China's government plans to stop buying cars from Volkswagen AG's Audi and other foreign brands, threatening to lock them out of an estimated $13 billion segment of the world's biggest vehicle market.
All 412 models approved for purchase by State agencies this year will be limited to Chinese brands, according to a proposal disclosed by the Ministry of Industry and Information Technology last week. The preliminary list is open for public consultation until March 9, according to the ministry.
Dongfeng Automobile Co and FAW Car Co were among Chinese automakers whose shares surged on speculation the government, the nation's biggest buyer of vehicles, is stepping up efforts to protect its domestic industry as they struggle to compete against global producers such as General Motors Co and VW. China stopped offering some incentives on investments from foreign automakers this year to clamp down on overcapacity.
Overseas brands have accounted for about 80 percent of the official pool, with Audi making up about one-third of government and State-linked enterprise fleets, according to Guotai Junan Securities Co. In the broader market, foreign brands account for seven of every 10 cars sold in the country, which overtook the United States in 2009 to become the world's largest vehicle market, according to data from China Association of Automobile Manufacturers.
"It's such a drastic step I could imagine they could be a bit resistant from the local government procurement side," Klaus Paur, Shanghai-based head of auto research at Ipsos, said in a telephone interview. "If you're a relatively high-level person, you still want to have an Audi. The brand, the reputation, the standing is all important."
Vehicles used for official purposes such as tax collection must have an engine size no bigger than 1.8 liters and costing at most 180,000 yuan ($28,561), according to the government rules. Manufacturers must have spent at least 3 percent of their core revenue on research and development in the past two years to qualify for the government list, the rules say.
"We would not be surprised if there is a pushback from major JV brands that could lead to inclusion of some JV brand vehicles eventually," Vincent Ha and Nora Min, Hong Kong-based analysts at Deutsche Bank AG, wrote in a report on Monday, referring to foreign brands produced locally through China joint ventures.
China spent 80 billion yuan on government vehicle purchases in 2010, accounting for 4.5 percent of total passenger-vehicle sales, according to estimates at China International Capital Corp, which assumed the average car sold for 160,000 yuan each.

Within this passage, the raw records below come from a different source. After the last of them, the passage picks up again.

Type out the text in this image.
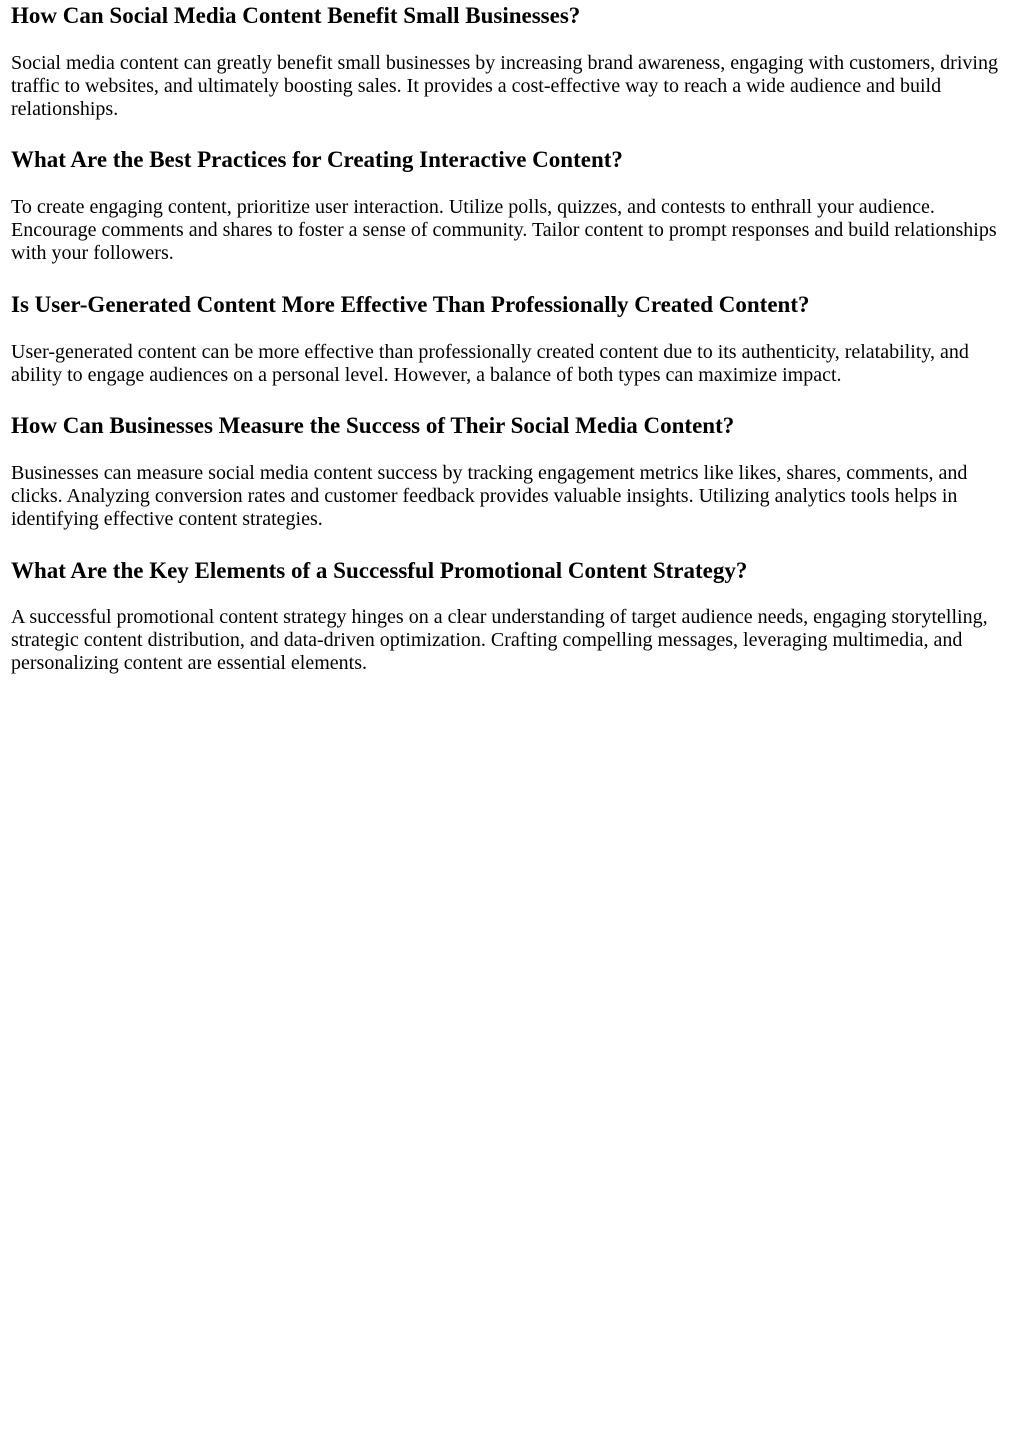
How Can Social Media Content Benefit Small Businesses?

Social media content can greatly benefit small businesses by increasing brand awareness, engaging with customers, driving traffic to websites, and ultimately boosting sales. It provides a cost-effective way to reach a wide audience and build relationships.

What Are the Best Practices for Creating Interactive Content?

To create engaging content, prioritize user interaction. Utilize polls, quizzes, and contests to enthrall your audience. Encourage comments and shares to foster a sense of community. Tailor content to prompt responses and build relationships with your followers.

Is User-Generated Content More Effective Than Professionally Created Content?

User-generated content can be more effective than professionally created content due to its authenticity, relatability, and ability to engage audiences on a personal level. However, a balance of both types can maximize impact.

How Can Businesses Measure the Success of Their Social Media Content?

Businesses can measure social media content success by tracking engagement metrics like likes, shares, comments, and clicks. Analyzing conversion rates and customer feedback provides valuable insights. Utilizing analytics tools helps in identifying effective content strategies.

What Are the Key Elements of a Successful Promotional Content Strategy?

A successful promotional content strategy hinges on a clear understanding of target audience needs, engaging storytelling, strategic content distribution, and data-driven optimization. Crafting compelling messages, leveraging multimedia, and personalizing content are essential elements.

Audi currently derives 20 percent of its sales in China from government purchases, while mid-range brands made by VW, GM, Toyota Motor Corp and Nissan Motor Co accounted for less than 10 percent of sales, CICC estimates.
Martin Kuehl, Audi China's Beijing-based spokesman, didn't answer calls to his office and mobile phone on Monday.
"BYD is very happy and looking forward to be selected into the government procurement list," said Elva Zhai, a spokeswoman for the Shenzhen-based carmaker.